4 of 85 comments (clear)

  1. Correlations by Lachryma · · Score: 5, Insightful
    The identities were learned because the users shared their movie preference information with IMDB.

    I don't see this as a problem, yet.

  2. The Impact by flaming+error · · Score: 4, Insightful

    > how will this impact research and and the development
    > of future technologies that could have come from the
    > study of real data?

    It's definitely a hindrance. Kind of like not letting cops search houses without permission.

  3. Re:Opt-in by kcwhitta · · Score: 5, Insightful

    The problem with opt-in statistical gathering is that they can skew a sample, subtly biasing it. This would invalidate a lot of scientific research.
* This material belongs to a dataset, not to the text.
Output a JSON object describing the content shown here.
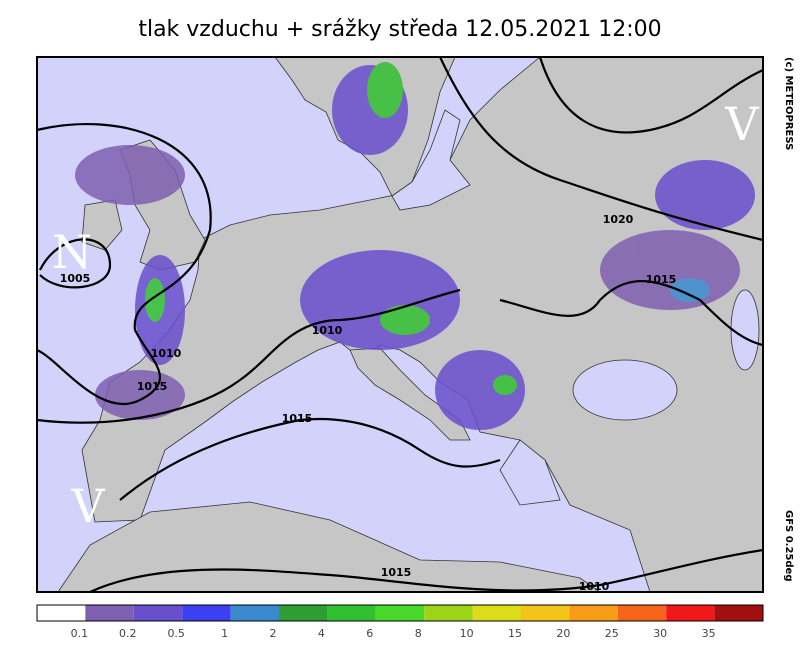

  4. research for the sake of? by BlowChunx · · Score: 4, Insightful

    I love this quote from TFA:
    "Companies do not make money by giving researchers access to data. "

    Wrong! Netflix released data to get a better recommendation system. The better they can pick movies for you, the more you will like their service. The $1million prize is peanuts compared to the increase in revenue a better system can bring.

    I wonder if anyone has estimated the value of the man hours invested in this contest?